Catalan historian, politician and journalist (1888–1970)

Ramon d'Abadal i de Vinyals (1888–1970) was a Catalan historian, politician, and journalist.

==Life==
Abadal i de Vinyals was born in Vic. He graduated in law at the University of Barcelona in 1910. He also completed studies in history in both Barcelona and in several French centers.
Towards 1909-10 he was affiliated with Joventut Nacionalista, the youth wing of la Lliga Regionalista (the Regionalist League).

Shortly thereafter his political career began, which included terms as the provincial member of parliament for Vic (1917 and 1921).

In the Commonwealth of Catalonia, he worked at numerous commissions – including that of the Biblioteca de Catalunya (Library of Catalonia) - and he was a vice-president of the Board of Education.

He was a promoter of Accio Catalana, which he left when the Republic was founded, returning to la Lliga. He was the director of the newspaper La Publicitat when it was ‘catalanized’ (1922), and also the effective director of La Veu de Catalunya (1933–36).

He was also one of the founders of the newspaper L'Instant (The Instant) (1935).

In 1936, he moved to Italy, and in 1939 he returned to Catalonia, dedicating himself to the study of history, with special attention to the period of the Catalan counts and its antecedents.
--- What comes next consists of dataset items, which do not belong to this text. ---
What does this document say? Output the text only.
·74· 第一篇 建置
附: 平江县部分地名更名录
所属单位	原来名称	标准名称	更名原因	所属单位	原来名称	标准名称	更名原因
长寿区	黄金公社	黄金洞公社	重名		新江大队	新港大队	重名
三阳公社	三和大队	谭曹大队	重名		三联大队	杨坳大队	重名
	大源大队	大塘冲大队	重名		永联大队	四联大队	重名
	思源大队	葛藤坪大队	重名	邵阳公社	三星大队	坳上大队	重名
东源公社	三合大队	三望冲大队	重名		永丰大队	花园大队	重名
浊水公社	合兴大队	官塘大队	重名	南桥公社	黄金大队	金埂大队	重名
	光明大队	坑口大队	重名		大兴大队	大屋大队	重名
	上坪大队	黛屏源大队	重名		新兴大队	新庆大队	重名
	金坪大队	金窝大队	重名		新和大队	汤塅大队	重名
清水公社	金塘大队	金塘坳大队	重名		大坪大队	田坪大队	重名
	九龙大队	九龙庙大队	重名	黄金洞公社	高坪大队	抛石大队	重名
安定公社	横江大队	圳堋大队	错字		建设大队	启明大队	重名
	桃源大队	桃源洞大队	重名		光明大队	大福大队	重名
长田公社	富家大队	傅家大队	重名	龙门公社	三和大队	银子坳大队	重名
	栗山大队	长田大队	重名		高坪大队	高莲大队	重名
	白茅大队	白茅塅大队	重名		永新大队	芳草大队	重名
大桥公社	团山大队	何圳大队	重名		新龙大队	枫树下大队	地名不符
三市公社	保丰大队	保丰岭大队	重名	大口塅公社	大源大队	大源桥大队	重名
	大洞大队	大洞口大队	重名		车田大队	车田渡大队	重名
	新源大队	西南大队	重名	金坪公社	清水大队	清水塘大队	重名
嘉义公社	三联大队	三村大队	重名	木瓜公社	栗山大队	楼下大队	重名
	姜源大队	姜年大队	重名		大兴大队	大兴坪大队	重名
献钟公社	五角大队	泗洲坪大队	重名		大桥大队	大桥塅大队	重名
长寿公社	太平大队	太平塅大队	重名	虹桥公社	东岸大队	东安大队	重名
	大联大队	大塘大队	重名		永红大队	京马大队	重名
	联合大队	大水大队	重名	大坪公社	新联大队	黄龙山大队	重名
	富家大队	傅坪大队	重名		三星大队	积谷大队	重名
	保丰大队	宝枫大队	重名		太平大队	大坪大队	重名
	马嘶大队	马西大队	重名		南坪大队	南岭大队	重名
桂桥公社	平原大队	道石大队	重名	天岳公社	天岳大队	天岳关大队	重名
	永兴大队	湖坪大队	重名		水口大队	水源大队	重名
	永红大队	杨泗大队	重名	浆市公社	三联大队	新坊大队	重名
He died in 1970 in Barcelona.

==Work==
Aside from his early work in the history of law (in 1913 he co-edited with Ferran Valls i Taberner the Usatges de Barcelona (the Usages of Barcelona), notable are some of his main historical works subsequent to 1939: L’abat Oliba, bisbe de Vic, i la seva època (The Abbot Oliba, bishop of Vic, and his Times (1948); Com neix i com creix un gran monestir pirinenc abans de l'any mil: Eixalada-Cuixà ( a 1955 book with research on the Monastery of Saint-André d'Eixalada); Els primers comtes catalans (The first Catalan Counts (1958); Els precedents antics a la historia de Catalunya (The ancient foundations of Catalonia’s history, 1967); Dels visigots als catalans (from the Visigoths to the Catalans, 1969, 1970); and, especially, the many volumes of Catalunya carolingia (Carolingian Catalonia, 1926–52, 1955, 1971).